My first batch with the X-Die was trimmed to 1.750" exactly. I resized them after firing and I'm getting around 1.754"; so far so good.

April 10, 2007, 03:12 AM

Those rounds you trimmed to 1.740 will be just fine and don't crimp .223. I shoot mine in an AR without any crimp and they shoot just fine, I also doubt you will see any accuracy differences because of under trimming them. If you are worried about them you can always send them to me, I'll let them grow back up.

April 10, 2007, 06:12 AM
When it comes to my .223, I trim them if they are longer than 1.760. If they are not, I reuse them to let them grow the next round of firings. If they are long, I trim them to 1.75 + a thousandth or two, whereever the trimmer is happy. I try not to be too anal about it. I was trimming all of them and it was getting tedious so I started measuring as described above. Saved me oodles of time and that first batch (just started reloading rifle rounds) shot very tight groups if I did my part.
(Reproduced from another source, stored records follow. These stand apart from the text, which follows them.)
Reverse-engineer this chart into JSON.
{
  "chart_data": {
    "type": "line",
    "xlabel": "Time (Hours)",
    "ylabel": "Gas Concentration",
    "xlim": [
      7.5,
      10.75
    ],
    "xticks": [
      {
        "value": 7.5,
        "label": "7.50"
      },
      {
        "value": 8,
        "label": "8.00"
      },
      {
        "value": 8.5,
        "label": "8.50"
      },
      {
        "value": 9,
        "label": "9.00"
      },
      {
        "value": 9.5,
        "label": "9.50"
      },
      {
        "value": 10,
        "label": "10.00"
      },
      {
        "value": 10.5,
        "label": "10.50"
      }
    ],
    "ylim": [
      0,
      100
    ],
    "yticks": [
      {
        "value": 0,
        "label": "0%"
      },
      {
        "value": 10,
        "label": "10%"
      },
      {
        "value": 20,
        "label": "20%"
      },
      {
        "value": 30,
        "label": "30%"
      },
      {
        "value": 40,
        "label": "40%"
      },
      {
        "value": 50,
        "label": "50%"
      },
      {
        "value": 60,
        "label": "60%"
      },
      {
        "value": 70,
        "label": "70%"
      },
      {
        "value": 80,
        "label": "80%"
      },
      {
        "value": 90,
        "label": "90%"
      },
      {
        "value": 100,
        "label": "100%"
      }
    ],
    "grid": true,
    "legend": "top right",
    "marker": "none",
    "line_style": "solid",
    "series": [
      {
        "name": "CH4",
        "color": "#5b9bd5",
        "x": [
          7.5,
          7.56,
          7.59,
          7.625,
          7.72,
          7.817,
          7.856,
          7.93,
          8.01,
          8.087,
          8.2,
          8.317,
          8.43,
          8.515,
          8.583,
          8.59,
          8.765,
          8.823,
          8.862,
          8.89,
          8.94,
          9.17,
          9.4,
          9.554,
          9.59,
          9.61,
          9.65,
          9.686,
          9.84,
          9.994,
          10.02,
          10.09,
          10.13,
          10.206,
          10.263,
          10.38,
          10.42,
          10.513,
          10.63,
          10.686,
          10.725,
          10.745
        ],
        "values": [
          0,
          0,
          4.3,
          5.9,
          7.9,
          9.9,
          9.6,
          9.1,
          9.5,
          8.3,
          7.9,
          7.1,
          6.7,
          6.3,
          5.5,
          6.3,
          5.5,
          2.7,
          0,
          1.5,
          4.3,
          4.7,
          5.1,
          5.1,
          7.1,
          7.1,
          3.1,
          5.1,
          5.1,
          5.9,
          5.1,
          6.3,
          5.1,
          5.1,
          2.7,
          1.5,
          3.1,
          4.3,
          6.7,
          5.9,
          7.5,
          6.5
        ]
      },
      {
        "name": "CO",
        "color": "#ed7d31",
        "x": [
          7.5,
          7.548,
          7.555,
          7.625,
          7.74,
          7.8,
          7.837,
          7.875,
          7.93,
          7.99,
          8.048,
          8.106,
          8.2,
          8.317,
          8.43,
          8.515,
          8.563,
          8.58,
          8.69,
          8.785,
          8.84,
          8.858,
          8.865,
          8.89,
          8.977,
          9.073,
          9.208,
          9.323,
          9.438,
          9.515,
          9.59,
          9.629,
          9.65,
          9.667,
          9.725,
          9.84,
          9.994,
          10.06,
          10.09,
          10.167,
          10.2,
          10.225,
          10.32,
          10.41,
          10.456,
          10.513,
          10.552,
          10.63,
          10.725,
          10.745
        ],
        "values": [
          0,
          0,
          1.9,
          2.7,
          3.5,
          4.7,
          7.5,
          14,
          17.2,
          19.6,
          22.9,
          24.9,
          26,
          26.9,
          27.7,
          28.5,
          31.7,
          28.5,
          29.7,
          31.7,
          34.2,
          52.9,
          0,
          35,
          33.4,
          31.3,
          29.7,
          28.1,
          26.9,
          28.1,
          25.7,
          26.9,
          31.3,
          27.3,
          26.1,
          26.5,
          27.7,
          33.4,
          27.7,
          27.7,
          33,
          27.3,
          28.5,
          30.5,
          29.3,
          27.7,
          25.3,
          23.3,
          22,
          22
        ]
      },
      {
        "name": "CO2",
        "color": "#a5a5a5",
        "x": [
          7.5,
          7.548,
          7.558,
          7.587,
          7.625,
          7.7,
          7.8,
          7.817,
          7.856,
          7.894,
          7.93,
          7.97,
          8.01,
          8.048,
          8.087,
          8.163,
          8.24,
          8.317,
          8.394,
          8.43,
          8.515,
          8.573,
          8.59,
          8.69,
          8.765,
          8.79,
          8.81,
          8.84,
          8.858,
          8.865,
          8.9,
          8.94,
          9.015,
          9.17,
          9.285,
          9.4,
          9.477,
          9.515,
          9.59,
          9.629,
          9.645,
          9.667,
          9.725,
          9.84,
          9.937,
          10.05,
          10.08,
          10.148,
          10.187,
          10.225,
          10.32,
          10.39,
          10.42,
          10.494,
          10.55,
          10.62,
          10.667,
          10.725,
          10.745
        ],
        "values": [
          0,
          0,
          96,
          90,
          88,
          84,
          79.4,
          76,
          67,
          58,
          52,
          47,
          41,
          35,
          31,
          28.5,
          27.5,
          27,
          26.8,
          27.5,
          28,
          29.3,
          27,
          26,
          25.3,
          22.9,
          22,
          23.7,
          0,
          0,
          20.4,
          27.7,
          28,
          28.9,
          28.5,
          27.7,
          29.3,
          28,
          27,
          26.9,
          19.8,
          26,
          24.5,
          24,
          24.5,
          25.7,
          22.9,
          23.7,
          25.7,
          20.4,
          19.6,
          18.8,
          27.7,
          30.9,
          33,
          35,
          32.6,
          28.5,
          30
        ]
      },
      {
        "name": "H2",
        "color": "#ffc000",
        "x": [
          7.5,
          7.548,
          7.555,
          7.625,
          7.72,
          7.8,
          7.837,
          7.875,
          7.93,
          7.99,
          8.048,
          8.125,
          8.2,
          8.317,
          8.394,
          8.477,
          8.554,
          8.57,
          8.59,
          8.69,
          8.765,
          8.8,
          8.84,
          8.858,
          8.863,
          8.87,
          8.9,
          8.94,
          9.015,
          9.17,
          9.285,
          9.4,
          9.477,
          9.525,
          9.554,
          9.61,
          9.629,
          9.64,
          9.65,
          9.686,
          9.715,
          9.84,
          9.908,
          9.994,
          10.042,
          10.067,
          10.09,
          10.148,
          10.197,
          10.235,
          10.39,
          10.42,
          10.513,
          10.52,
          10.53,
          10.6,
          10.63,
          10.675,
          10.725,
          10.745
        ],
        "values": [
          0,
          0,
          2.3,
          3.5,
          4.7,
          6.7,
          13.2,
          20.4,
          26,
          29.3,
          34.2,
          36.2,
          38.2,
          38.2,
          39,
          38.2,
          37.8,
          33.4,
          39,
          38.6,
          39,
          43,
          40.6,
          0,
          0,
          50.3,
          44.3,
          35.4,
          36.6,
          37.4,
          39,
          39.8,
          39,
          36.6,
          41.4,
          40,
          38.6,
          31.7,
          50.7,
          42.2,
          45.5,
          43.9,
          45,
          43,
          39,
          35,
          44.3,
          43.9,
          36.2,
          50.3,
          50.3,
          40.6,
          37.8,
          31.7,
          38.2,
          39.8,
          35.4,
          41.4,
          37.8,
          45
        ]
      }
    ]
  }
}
BTW - 52 gr Hornady HPs with 26.5 grains of Varget were the tightest groups out of a Ruger HB 223 and a Weatherby HB fluted barrel .223 from the 25.5 to 2.62 grain work up loads that we made. Both rifles have 1-12 twists and the long barrels, 26" I think. I'm pretty happy with Varget for .223, but again, I just started and know from everyone sharing here that there are better powders to use.

Good luck and happy shooting.

April 10, 2007, 06:46 AM
I use a sinclair chamber gage. As it turns out in my rifle, my brass can be as long as 1.785. Dont do nearly as much trimming as I used to, but do keep them at 1.775 as a max.
Your results may vary. So measure your chamber.

April 10, 2007, 06:49 AM
I trim mine once, with a motorized RCBS Trim Pro and wish I had a Giraud. If I had it to over again, I'd buy the Giraud and be done with it. Best way to go on a trimmer if you have a large volume.

Once they're trimmed, I use an RCBS X-die from then on to minimize having to trim. So far, so good.


Jon Coppenbarger
April 10, 2007, 07:52 AM
I use the Giraurd but I do many thousands every year. I use the Redding S-type dies when sizing and I am able to set my neck tension exactly how I want it So I never have a problem keeping the bullet in the case as can happen.